Sobre o número reduzido de profissionais da educação reunidos para o ato público em frente a prefeitura, Monnerat não acredita que isso signifique um enfraquecimento do movimento e reforça que a categoria continua em estado de greve como forma de alerta ao governo municipal.

“Não acredito que haja qualquer tipo de esvaziamento do movimento no que se refere ao seu processo, justamente porque as demandas não avançam e a vida das pessoas continua com as suas necessidades defasadas. Vários profissionais continuam recebendo R$ 848, de salário e fica cada vez mais evidente que somente a mobilização é capaz de reverter esse tipo de problema. Além de ser uma paralisação de apenas 24 horas, também tivemos um problema técnico com o carro de som para que pudéssemos realizar um ato público com maior volume. Então realizamos uma panfletagem para esclarecer e denunciar à população quais são as demandas dos profissionais da educação”, afirmou Pedro Monnerat.

Prefeitura: movimento é “ilegal”

Em nota distribuída à imprensa na noite da última segunda-feira, 4, a Prefeitura de Nova Friburgo classificou o movimento liderado pelo Sepe como “ilegal” e disse que ele “prejudica a educação”. A nota, assinada pela Secretaria Municipal de Educação e pela Subsecretaria de Comunicação Social, também lista uma série de ações realizadas pelo governo municipal em prol da educação municipal, como aumento de 37% para os professores, reforma e recuperação de creches e escolas, além da elaboração do “plano de cargos e vencimentos, construído pelo Instituto Brasileiro de Administração Municipal (Ibam), com prazo de entrega para abril de 2020, pactuado através do Termo de Ajustamento de Conduta (TAC 15, de 2018).

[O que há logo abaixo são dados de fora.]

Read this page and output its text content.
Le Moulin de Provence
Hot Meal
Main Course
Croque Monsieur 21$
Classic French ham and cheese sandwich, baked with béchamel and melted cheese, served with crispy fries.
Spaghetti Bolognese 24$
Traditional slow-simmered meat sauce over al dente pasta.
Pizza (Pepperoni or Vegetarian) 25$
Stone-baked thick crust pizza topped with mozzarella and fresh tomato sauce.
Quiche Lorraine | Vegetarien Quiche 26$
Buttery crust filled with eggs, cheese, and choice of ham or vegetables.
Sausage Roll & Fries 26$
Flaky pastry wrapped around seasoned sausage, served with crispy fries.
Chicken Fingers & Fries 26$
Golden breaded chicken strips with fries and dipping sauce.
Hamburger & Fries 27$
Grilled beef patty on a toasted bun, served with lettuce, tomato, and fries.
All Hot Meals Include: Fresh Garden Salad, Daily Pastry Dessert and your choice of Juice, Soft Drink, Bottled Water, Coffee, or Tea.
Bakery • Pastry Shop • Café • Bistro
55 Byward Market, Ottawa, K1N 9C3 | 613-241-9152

Lembrando que o magistério já é contemplado com seu plano de carreiras por meio da lei 040, de 2008”.

Ainda segundo a nota, a prefeitura reitera que não tem como oferecer qualquer tipo de reajuste aos profissionais da educação por conta da Lei de Responsabilidade Fiscal (LRF) que limita os gastos com pessoal em até 60% do orçamento municipal. E diz também que o Sepe “desconsidera estes fatos e usa os argumentos como ferramenta de indução do caos, causando prejuízos aos cerca de 18 mil alunos da rede e seus familiares”.

A comunicado informa também que “a ilegalidade do movimento já se encontra como objeto de processo junto ao Tribunal Regional do Trabalho (TRT), com parecer favorável do Ministério Público do Trabalho Estadual”. E finaliza dizendo que o Sepe “não tem compromisso com o desenvolvimento sócio educacional dos alunos da rede”. E que o “governo municipal que segue pautado na legalidade e promovendo esforços para atender, da melhor maneira possível, todas as demandas solicitadas pelas categorias e pela população em geral”.

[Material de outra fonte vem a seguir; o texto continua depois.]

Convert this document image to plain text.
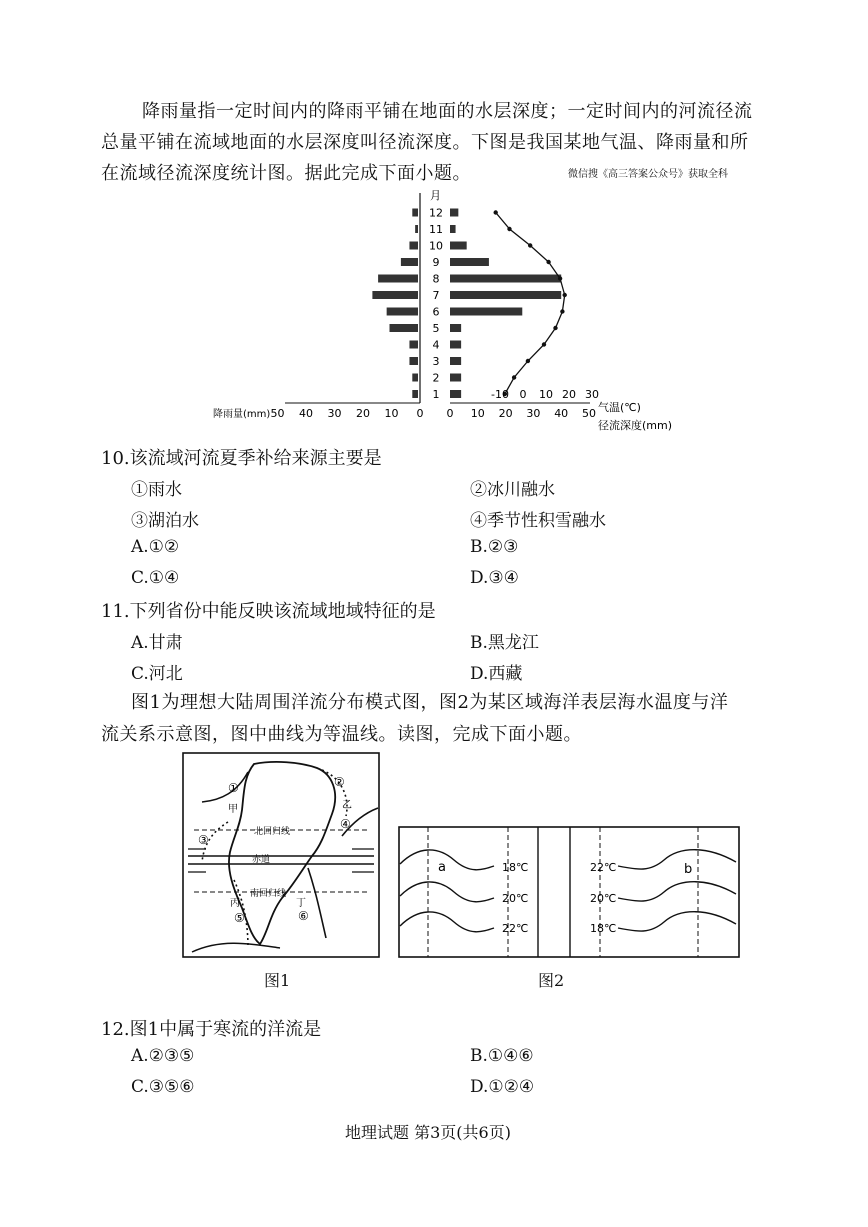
降雨量指一定时间内的降雨平铺在地面的水层深度；一定时间内的河流径流
总量平铺在流域地面的水层深度叫径流深度。下图是我国某地气温、降雨量和所
在流域径流深度统计图。据此完成下面小题。	微信搜《高三答案公众号》获取全科
月
1
2
3
4
5
6
7
8
9
10
11
12
50 40 30 20 10 0
降雨量(mm)
-10 0 10 20 30
气温(℃)
0 10 20 30 40 50
径流深度(mm)
10.该流域河流夏季补给来源主要是
①雨水	②冰川融水
③湖泊水	④季节性积雪融水
A.①②	B.②③
C.①④	D.③④
11.下列省份中能反映该流域地域特征的是
A.甘肃	B.黑龙江
C.河北	D.西藏
图1为理想大陆周围洋流分布模式图，图2为某区域海洋表层海水温度与洋
流关系示意图，图中曲线为等温线。读图，完成下面小题。
①	②
③
④
⑤	⑥
甲	乙
丙	丁
北回归线
赤道
南回归线
图1
a	b
18℃
20℃
22℃
22℃
20℃
18℃
图2
12.图1中属于寒流的洋流是
A.②③⑤	B.①④⑥
C.③⑤⑥	D.①②④
地理试题 第3页(共6页)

Sepe critica nota da prefeitura

Em entrevista ao jornal A VOZ DA SERRA, o diretor de comunicação do Sepe, Pedro Monnerat, também comentou a nota emitida pela prefeitura e criticou a postura do governo municipal diante das demandas dos profissionais da educação. 

“A prefeitura costuma se dirigir aos educadores por meio de notinhas de WhatsApp. Para a gente não houve nenhuma grande novidade porque novamente a prefeitura recorreu à discussão do processo que corre no TRT alegando abusividade de greve, mas que ainda não teve qualquer tipo de decisão. E teve ainda audácia ao afirmar que promoveu um reajuste de 37%, quando isso na verdade foi uma vitória do movimento dos trabalhadores. Foram realizadas greves, manifestações e paralisações para que a prefeitura finalmente cumprisse a lei de piso nacional do magistério, que é uma lei de 2008. Ou seja, os poucos avanços que a educação tem são fruto dos movimentos, não é nenhum tipo de benefício oferecido por um governo que não dialoga com a categoria”, finalizou Pedro.